Step by step solution:
Let’s start by discussing what is Stefan Boltzmann law. This law states that, the total amount of radiation (energy) emitted from a black body per unit time is proportional to the fourth power of the absolute temperature of the black body.
When the proportionality is removed to equate, then the formula changes to, the radiation energy emitted by a black body is equal to the Stefan’s constant times the area of the black body times the fourth power of the absolute temperature of the black body.
That is, $E=\sigma A{{T}^{4}}.$ Here, E is the radiation energy, $\sigma$ is the Stefan’s constant, A is the area of the black body being considered and T is the absolute temperature of the black body.
The area of sun is given by, $A=4\pi {{R}^{2}}.$
For the first case, where the Sun’s absolute temperature is T and radius of Sun is R, the radiation energy of Sun in this case is: ${{E}_{1}}=\sigma {{A}_{1}}T_{1}^{4},{{A}_{1}}=4\pi {{R}^{2}},{{T}_{1}}=T.$
Therefore, ${{E}_{1}}=\sigma (4\pi {{R}^{2}}){{T}^{4}}\Rightarrow {{E}_{1}}=\sigma 4\pi {{R}^{2}}{{T}^{4}}.$
For the second case, where the Sun’s absolute temperature is 2T and radius of Sun is 2R, the radiation energy of Sun in this case is: ${{E}_{2}}=\sigma {{A}_{2}}T_{2}^{4},{{A}_{2}}=4\pi {{(2R)}^{2}}\Rightarrow {{A}_{2}}=4(4\pi {{R}^{2}}),{{T}_{2}}=2T.$
Therefore, ${{E}_{2}}=\sigma (4)(4\pi {{R}^{2}}){{(2T)}^{4}}\Rightarrow {{E}_{1}}=(64)\sigma 4\pi {{R}^{2}}{{T}^{4}}.$
That is, ${{E}_{2}}=64{{E}_{1}}\Rightarrow \dfrac{{{E}_{2}}}{{{E}_{1}}}=64.$ Hence, the power radiated by Sun in the second case would increase by 64 times as compared to the first case.

Note: The Stefan Boltzmann law can also be used for emission of radiation from a hot body, which isn’t a black body. It’s important to know that a hot body is being considered, since radiation can only be released by a body, when the body is excited, hence, a hot body in this case. For a sufficiently high temperature, the radiations from a body can be approximated to black body radiation, however since, it is not a black body completely, hence a part of the radiations will be absorbed back by the hot body as well.

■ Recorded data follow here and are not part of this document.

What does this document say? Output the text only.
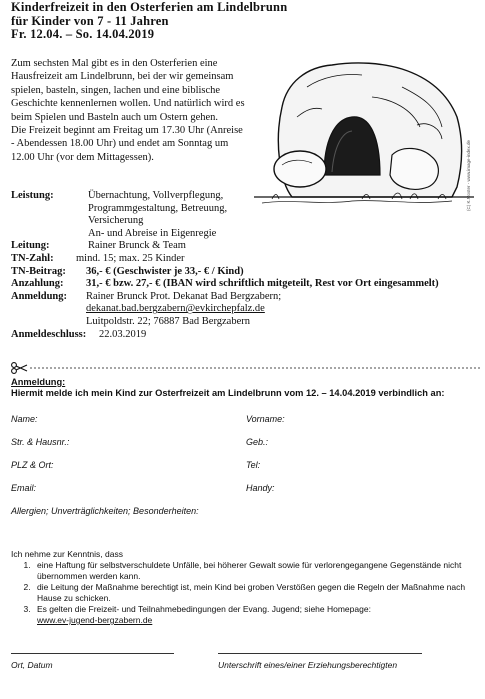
Kinderfreizeit in den Osterferien am Lindelbrunn
für Kinder von 7 - 11 Jahren
Fr. 12.04. – So. 14.04.2019
Zum sechsten Mal gibt es in den Osterferien eine Hausfreizeit am Lindelbrunn, bei der wir gemeinsam spielen, basteln, singen, lachen und eine biblische Geschichte kennenlernen wollen. Und natürlich wird es beim Spielen und Basteln auch um Ostern gehen.
Die Freizeit beginnt am Freitag um 17.30 Uhr (Anreise - Abendessen 18.00 Uhr) und endet am Sonntag um 12.00 Uhr (vor dem Mittagessen).	(C) K.Moster - www.image-index.de
Leistung:	Übernachtung, Vollverpflegung,
Programmgestaltung, Betreuung,
Versicherung
An- und Abreise in Eigenregie
Leitung:	Rainer Brunck & Team
TN-Zahl: mind. 15; max. 25 Kinder
TN-Beitrag: 36,- € (Geschwister je 33,- € / Kind)
Anzahlung: 31,- € bzw. 27,- € (IBAN wird schriftlich mitgeteilt, Rest vor Ort eingesammelt)
Anmeldung: Rainer Brunck Prot. Dekanat Bad Bergzabern;
dekanat.bad.bergzabern@evkirchepfalz.de
Luitpoldstr. 22; 76887 Bad Bergzabern
Anmeldeschluss: 22.03.2019
Anmeldung:
Hiermit melde ich mein Kind zur Osterfreizeit am Lindelbrunn vom 12. – 14.04.2019 verbindlich an:
Name:	Vorname:
Str. & Hausnr.:	Geb.:
PLZ & Ort:	Tel:
Email:	Handy:
Allergien; Unverträglichkeiten; Besonderheiten:
Ich nehme zur Kenntnis, dass
1. eine Haftung für selbstverschuldete Unfälle, bei höherer Gewalt sowie für verlorengegangene Gegenstände nicht übernommen werden kann.
2. die Leitung der Maßnahme berechtigt ist, mein Kind bei groben Verstößen gegen die Regeln der Maßnahme nach Hause zu schicken.
3. Es gelten die Freizeit- und Teilnahmebedingungen der Evang. Jugend; siehe Homepage:
www.ev-jugend-bergzabern.de
Ort, Datum	Unterschrift eines/einer Erziehungsberechtigten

However, the equation of Stefan Boltzmann law changes for emission by a hot body. An additional constant known as emissivity coefficient is added to the equation. This emissivity coefficient (e) is equal to the absorptive power of the hot body, which is specific for every kind of body and ranges from 0 to 1.
Hence, the general Stefan Boltzmann law is $E=\sigma eA{{T}^{4}},$ and for a black body, e=1.